Através dessas sugestões e das demais questões levantadas aqui, penso que os objetivos dessa pesquisa foram alcançados. Entretanto, vejo nela algumas limitações. Apesar da quantidade de dados obtidos nas entrevistas, a quantidade de entrevistados não reflete, como pudemos perceber, o grande número de possíveis relações de codocência possíveis no contexto. A dificuldade de conseguir sujeitos timorenses e observar as interações in loco, enquanto acontecem foram limitantes na pesquisa.

A continuidade do PQLP ainda é uma incógnita. Um novo memorando de entendimento foi encaminhado e está em discussão, mas ainda não se sabe o que pode acontecer devido a todos os cortes orçamentários que ocorrem hoje. Nesse sentido, mesmo que essa parceria Brasil/Timor-Leste possa acabar, penso que essa pesquisa também tem um cunho histórico, ao tentar resgatar essa prática da codocência entre brasileiros e timorenses na UNTL. Entretanto, com o avançar da internacionalização das universidades brasileiras e possíveis intercâmbios Sul-Sul com instituições estrangeiras, as conclusões demonstradas aqui podem possuir importância em novas cooperações internacionais, através da busca de uma formação continuada mais justa para os participantes.

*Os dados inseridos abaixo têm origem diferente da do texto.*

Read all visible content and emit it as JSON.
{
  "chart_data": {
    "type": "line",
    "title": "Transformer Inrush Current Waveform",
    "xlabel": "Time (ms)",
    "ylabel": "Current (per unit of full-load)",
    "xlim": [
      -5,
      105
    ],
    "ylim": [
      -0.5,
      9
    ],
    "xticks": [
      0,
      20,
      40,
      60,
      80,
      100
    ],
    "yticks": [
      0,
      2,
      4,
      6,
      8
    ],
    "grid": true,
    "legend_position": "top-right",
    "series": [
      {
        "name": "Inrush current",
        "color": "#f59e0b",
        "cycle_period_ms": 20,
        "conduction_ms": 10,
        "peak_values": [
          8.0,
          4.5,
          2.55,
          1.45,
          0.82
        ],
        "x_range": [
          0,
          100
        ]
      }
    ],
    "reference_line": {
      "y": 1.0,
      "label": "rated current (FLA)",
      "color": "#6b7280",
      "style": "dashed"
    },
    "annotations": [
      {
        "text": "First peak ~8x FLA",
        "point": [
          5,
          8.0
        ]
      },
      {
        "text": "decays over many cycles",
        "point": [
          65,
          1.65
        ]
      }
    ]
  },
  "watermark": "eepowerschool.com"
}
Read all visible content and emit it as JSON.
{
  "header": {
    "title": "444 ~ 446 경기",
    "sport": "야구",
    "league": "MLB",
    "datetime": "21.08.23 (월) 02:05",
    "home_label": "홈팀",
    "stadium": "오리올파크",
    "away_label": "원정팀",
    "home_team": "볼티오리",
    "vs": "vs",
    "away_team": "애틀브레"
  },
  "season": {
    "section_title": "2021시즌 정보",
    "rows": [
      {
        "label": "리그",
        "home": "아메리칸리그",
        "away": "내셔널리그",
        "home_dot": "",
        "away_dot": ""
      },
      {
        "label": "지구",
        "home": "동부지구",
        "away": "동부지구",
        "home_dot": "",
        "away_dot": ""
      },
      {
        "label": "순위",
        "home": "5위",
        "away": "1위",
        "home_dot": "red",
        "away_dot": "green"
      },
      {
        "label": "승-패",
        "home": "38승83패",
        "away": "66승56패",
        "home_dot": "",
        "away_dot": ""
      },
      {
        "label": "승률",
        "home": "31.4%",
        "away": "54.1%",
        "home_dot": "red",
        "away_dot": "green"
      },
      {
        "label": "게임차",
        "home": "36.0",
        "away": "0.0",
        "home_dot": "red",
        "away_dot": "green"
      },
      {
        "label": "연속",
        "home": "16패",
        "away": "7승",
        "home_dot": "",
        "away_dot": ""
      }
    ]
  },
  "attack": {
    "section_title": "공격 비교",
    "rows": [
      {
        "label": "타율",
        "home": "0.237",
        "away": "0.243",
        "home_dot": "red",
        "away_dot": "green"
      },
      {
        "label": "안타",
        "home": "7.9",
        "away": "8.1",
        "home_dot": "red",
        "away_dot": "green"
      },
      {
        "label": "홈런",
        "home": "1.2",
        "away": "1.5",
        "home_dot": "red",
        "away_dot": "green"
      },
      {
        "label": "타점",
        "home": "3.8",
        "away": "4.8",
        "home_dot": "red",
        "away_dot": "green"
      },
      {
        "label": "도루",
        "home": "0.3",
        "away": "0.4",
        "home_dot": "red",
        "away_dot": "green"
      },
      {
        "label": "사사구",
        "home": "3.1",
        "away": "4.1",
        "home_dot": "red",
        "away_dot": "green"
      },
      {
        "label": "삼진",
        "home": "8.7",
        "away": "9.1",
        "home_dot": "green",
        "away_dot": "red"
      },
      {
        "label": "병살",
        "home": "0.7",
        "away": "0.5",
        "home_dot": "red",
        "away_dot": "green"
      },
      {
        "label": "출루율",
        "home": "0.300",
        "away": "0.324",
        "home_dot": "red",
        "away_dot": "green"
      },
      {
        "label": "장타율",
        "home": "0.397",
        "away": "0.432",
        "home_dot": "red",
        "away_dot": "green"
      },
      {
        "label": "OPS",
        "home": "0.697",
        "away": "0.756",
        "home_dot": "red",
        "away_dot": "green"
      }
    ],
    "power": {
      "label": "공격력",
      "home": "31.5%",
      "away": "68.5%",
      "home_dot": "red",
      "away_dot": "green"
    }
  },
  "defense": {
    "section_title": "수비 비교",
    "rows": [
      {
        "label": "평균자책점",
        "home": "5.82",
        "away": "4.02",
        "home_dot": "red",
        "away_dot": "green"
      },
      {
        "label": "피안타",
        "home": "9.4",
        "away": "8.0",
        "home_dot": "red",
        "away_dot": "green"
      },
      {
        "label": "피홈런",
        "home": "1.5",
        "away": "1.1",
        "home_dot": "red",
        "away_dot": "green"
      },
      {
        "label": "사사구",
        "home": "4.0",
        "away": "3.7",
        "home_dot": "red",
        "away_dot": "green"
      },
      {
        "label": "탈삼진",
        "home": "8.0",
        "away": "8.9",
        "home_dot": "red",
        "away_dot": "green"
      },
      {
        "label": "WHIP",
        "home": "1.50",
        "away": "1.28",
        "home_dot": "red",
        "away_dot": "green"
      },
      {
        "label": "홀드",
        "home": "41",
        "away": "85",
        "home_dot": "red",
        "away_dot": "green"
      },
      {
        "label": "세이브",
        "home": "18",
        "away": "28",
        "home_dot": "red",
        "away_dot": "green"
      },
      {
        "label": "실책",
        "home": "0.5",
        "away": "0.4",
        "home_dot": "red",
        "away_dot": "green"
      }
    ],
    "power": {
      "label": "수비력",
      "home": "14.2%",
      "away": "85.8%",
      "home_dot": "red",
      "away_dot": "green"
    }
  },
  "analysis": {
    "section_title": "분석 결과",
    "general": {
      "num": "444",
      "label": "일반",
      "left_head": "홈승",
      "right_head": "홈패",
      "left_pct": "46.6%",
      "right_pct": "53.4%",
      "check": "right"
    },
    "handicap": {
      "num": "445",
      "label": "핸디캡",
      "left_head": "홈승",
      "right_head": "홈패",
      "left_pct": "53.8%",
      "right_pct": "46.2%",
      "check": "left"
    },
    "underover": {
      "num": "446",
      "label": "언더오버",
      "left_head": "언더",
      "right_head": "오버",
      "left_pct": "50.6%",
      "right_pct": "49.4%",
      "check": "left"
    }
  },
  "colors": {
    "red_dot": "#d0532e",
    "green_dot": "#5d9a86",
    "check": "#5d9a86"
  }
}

Com todas essas contribuições em mãos ainda sobram caminhos a percorrer. A relação entre colonialidade e ensino de ciências demonstram ricas possibilidades de pesquisas. Não apenas ao pensar o encontro entre culturas estrangeiras, mas, inclusive, ao se pensar como um país tão culturalmente diverso como o Brasil, na educação indígena bilíngue, por exemplo, e com produção intelectual centrada em algumas regiões/universidades.

Esse debate se releva ainda mais no momento atual, em que é debatida a Base Nacional Curricular Comum (BNCC). Além da transnacionalização do currículo já evidenciada, outro processo semelhante que pode ocorrer através da BNCC é o silenciamento das periferias do Brasil, em especial nossas regiões norte e o nordeste, em um processo de transregionalização curricular. Dadas as condições sócio-históricas de nossa produção de conhecimento e estabelecimento de modelos internos de desenvolvimento, esse processo pode privilegiar

as regiões sul e sudeste como produtoras do conhecimento e detentoras dos modelos a serem seguidos, em um movimento semelhante ao que acontece em países como Timor-Leste.